According to Breyer, this new group of plaintiffs failed both in its claim that Wal-Mart pay and promotion practices treated female workers worse than male workers, and its separate claim that those practices had a more negative impact on women than on men. Breyer conceded that the suing employees “had amassed substantial evidence of discrimination against women that occurred at Wal-Mart stores during the period at issue in this suit,” but, thanks to a new standard set by the Supreme Court in the 2011 decision, even this substantial evidence of discrimination was not enough to justify a class-action lawsuit against the retailer.
The problem, however, is that this challenge of proof is largely in the eye of the beholder. When this case first reached the Supreme Court in 2011, the plaintiffs presented statistical evidence suggesting widespread gender discrimination in Wal-Mart’s hiring practices, discrimination that was made possible because of pervasive sex stereotyping in the corporate culture of Wal-Mart. As Justice Ruth Bader Ginsburg explained in her dissent, “Women fill 70 percent of the hourly jobs in the retailer’s stores but make up only 33 percent of management employees,” while “the higher one looks in the organization the lower the percentage of women.” In his opinion last week, District Judge Breyer conceded the record had ample evidence of a discriminatory culture within Wal-Mart, but because the conservative majority on the Roberts Court rejected the use of statistical sampling to prove liability on a class-wide basis, (despite the fact the method had been permitted in other cases) he had no option but to dismiss the smaller, California region of Wal-Mart workers’ claims. Instead, he explained, the Supreme Court’s 2011 decision made it clear that to meet the “commonality” requirement to justify a class action, plaintiffs would still have to offer individualized proof of their claims, proof that is possible to develop only through individual investigations and complaints—proof that the 150,000 plaintiffs still could not produce.
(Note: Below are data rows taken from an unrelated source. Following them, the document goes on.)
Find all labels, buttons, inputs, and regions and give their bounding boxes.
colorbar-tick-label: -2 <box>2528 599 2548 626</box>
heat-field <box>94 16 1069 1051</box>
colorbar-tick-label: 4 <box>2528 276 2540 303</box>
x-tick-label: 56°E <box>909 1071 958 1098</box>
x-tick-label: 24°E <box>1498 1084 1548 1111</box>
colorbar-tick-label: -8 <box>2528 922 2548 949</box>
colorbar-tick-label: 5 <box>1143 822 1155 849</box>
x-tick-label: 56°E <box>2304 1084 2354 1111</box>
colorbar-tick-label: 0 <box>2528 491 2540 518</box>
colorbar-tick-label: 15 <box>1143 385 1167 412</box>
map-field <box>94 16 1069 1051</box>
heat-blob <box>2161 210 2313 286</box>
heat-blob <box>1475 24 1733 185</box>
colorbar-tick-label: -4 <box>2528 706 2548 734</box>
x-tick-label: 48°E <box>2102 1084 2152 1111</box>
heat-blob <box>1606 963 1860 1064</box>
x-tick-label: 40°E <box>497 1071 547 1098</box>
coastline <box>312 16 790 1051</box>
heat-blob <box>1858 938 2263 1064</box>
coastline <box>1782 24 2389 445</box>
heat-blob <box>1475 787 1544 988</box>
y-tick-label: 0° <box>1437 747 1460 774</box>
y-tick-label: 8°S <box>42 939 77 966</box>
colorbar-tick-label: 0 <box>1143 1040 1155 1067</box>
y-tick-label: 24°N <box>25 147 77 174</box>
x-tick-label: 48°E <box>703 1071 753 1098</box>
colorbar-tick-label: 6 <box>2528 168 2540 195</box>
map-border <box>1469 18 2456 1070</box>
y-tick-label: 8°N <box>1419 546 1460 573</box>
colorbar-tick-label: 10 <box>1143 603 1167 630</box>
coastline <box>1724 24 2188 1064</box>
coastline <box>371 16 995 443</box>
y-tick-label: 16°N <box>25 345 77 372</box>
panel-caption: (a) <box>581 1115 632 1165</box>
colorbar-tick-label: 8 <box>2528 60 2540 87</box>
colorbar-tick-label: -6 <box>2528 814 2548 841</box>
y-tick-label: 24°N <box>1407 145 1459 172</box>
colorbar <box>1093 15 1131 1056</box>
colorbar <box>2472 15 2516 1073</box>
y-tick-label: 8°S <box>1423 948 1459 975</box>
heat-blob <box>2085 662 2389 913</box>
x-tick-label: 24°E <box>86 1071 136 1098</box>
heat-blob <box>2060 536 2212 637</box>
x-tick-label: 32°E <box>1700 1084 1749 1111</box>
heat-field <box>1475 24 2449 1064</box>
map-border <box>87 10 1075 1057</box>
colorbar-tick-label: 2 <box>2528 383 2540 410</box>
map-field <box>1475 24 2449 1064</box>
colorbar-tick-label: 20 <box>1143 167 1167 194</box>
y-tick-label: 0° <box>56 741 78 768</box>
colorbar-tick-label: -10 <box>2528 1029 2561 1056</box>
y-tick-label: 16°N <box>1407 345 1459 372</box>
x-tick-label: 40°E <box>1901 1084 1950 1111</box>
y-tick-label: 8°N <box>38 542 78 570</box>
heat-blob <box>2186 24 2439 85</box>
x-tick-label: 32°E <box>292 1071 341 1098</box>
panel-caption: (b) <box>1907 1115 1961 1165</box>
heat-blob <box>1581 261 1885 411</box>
In short, the Supreme Court’s 2011 decision created an impossible standard for potential class-action plaintiffs to meet, and the penalty for failing to meet that impossible standard was to lose the ability to bring a class-action claim at all.
In many ways, last week’s decision to toss out the newer class of plaintiffs was inevitable after the Dukes decision, and was just the result the conservative justices were going for. Class-action lawsuits enable groups of individuals with similar legal claims to join together into a single lawsuit and bring their claims as one. Class-action lawsuits are incredibly important tools to hold corporations accountable, especially in cases like the Wal-Mart pay claims where individual damages may not amount to a lot of money but in aggregate do immeasurable damage to workers and the economy. They are also critical in actually holding corporate power accountable. Lawsuits are expensive, and wage claims don’t often add up to enough money for the victim to justify the expense of hiring a lawyer—and virtually no lawyer is willing to take a low-dollar case on a contingency fee basis, because the legal fees will likely outweigh the overall dollar value of the claim. But if each individual claim is counted together as one then suddenly those small claims add up to one very big, very expensive lawsuit for a company like Wal-Mart to defend or settle. The idea is that the threat of class-action lawsuits, both in terms of cost to defend and the risk of a large verdict, is enough to get corporations to change their behaviors and police themselves. Obviously that’s not happening, and thanks to the Supreme Court there’s not a lot workers can do to change that fact.
The district court’s decision leaves the female workers to try to prove their own claims of gender discrimination individually. The plaintiffs could appeal this decision to the Ninth Circuit Court of Appeals, and ultimately to the Supreme Court. But given the Roberts Court’s outright hostility toward workers’ rights, especially the rights of women workers, there’s little reason to think the results would improve.